McCains Lager beteuert, dass Palins Hintergrund genau durchleuchtet worden sei und dem Kandidaten alles vor der Nominierung bekannt gewesen sei. Aber vieles deutet darauf hin, dass McCain sich in aller Hast für Palin entschied, um der konservativen Basis eine der Ihren zu präsentieren. Er habe sie nur zweimal vor der Nominierung persönlich getroffen, hieß es am Dienstag in US-Medien, und habe sie anscheinend nur oberflächlich unter die Lupe nehmen lassen. Die republikanische Kongressabgeordnete Gail Phillips bestätigt dies. Sie habe 30, 40 Persönlichkeiten in Palins Umgebung angerufen, schilderte sie in der "Star Tribune". Aber keiner sei vom McCain-Lager angesprochen worden. "Alaska ist sehr klein", so Phillips, "aber ich habe niemanden gefunden, der (nach Palin) befragt worden ist."
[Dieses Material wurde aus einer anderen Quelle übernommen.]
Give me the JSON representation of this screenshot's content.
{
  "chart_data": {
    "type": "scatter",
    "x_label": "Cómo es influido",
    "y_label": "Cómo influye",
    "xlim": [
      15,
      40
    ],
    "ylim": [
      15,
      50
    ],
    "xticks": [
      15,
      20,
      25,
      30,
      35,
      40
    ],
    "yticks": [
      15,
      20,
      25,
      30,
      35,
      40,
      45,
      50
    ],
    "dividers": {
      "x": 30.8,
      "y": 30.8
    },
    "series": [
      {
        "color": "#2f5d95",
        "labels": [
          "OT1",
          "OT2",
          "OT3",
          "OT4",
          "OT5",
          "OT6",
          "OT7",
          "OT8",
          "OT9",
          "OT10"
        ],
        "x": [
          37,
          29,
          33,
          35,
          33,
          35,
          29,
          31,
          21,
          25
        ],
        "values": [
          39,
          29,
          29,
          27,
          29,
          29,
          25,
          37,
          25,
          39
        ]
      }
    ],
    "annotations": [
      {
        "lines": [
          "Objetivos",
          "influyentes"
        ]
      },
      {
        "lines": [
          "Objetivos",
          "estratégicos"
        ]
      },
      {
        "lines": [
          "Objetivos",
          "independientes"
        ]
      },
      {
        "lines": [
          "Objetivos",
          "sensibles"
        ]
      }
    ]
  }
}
Am Mittwoch wird die Gouverneurin nach ihrer offiziellen Nominierung ihre Antrittsrede halten und die Delegierten werden sie bejubeln - bestärkt durch First Lady Laura Bush, die Palin bei einem Frühstück mit Delegierten als "Superfrau" bezeichnete. Aber die meisten Medien sahen das anders. Ihr Urteil: Zumindest zum Teil ist der Lack ab, und McCain könnte seine Wahl bitter bereuen. Und die Demokraten haben neue Munition erhalten - in ihrem Argument, dass McCains Personalentscheidung ein Verzweiflungsakt war.